By contrast, Jim Hillman came up through the older school of mentoring. Arriving in Montreal as a rhythm-and-blues drummer during the final years of the city’s African-Canadian club scene, he discovered jazz and threw himself into learning-by-doing. Hillman’s group, The Merlin Factor, garnered Canada’s Juno Award for best jazz recording in 1994.
The quartet’s playing is inspired but not dictated by the Second Miles Davis Quintet of 1965-68, which produced the magnificent Miles Smiles. The second quintet drew lessons from free jazz, even if that was a road they did not wish to follow themselves. While Trudel has played free jazz, he personally finds it too unstructured. He prefers the way Miles’second quintet ventured out from previous bop harmonies, rhythms and forms precisely because they had these structures firmly in mind. There is special admiration for the way musical structures are often implicit rather than explicit.

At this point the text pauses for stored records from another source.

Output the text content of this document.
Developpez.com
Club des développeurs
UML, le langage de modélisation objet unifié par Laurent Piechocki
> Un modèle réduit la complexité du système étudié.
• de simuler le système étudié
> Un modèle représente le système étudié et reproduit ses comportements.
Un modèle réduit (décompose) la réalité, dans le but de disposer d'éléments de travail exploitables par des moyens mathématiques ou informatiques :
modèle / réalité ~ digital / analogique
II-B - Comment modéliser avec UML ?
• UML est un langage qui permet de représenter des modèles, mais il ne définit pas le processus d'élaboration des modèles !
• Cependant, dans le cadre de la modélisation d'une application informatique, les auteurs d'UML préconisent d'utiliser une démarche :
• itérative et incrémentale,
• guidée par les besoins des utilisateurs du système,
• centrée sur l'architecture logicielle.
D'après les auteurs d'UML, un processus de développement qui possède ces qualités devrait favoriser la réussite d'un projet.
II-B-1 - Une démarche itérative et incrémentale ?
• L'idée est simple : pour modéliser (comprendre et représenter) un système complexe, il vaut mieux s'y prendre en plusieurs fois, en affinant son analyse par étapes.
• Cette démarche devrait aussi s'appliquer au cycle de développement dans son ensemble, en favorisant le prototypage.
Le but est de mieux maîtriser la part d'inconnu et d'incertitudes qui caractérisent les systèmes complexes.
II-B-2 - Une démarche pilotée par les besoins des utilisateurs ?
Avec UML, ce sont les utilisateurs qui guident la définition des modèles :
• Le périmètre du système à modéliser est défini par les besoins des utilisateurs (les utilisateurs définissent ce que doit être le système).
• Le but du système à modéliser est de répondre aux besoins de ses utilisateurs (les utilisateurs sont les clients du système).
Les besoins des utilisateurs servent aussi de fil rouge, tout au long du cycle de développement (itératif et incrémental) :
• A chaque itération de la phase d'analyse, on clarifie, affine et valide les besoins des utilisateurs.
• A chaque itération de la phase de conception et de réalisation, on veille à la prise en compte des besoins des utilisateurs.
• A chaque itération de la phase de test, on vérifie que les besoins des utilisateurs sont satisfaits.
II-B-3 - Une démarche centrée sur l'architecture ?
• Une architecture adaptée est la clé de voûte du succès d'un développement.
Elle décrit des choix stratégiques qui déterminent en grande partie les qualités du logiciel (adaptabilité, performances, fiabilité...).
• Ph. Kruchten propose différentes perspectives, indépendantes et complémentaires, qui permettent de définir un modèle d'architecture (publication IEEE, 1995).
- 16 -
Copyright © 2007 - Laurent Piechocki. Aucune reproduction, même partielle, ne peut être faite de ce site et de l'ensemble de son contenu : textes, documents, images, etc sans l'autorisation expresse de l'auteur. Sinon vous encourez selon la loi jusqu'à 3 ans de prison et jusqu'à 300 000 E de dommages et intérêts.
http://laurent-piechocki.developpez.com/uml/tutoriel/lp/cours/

In the 1990s, young musicians inspired by the spirit of the second quintet will sound different than Miles and company. Trudel’s quartet brings three new decades to the table, both from within and outside of jazz. It is music created by incremental but persistent innovation.
The album commences with three compositions by Trudel, followed by his rearrangements of three Monk classics. Pay particular attention to Trudel’s multiphonic tour de force on ‘Round Midnight.
Then Trudel’s two-part Jericho suite begins with Tumbling Walls initial percussion tone poem, followed by four trombones playing in chorus: the first voice recorded in real time with Hillman, plus three overdubbed voices. A bass solo opens Jericho’s Legacy. After the quartet states the theme, Trudel’s solo and the piano-bass duet are the album’s best statements of their highly personal jazz styles. A second percussion solo then leads into a restatement of the theme.
For Trudel, stretching established structures does not imply consigning older approaches to the history books. On some pieces, you may feel like going back to ground base. So he follows the Jericho suite with an ebullient, thoroughly boppish romp through one of the genre’s finest anthems, Anthropology.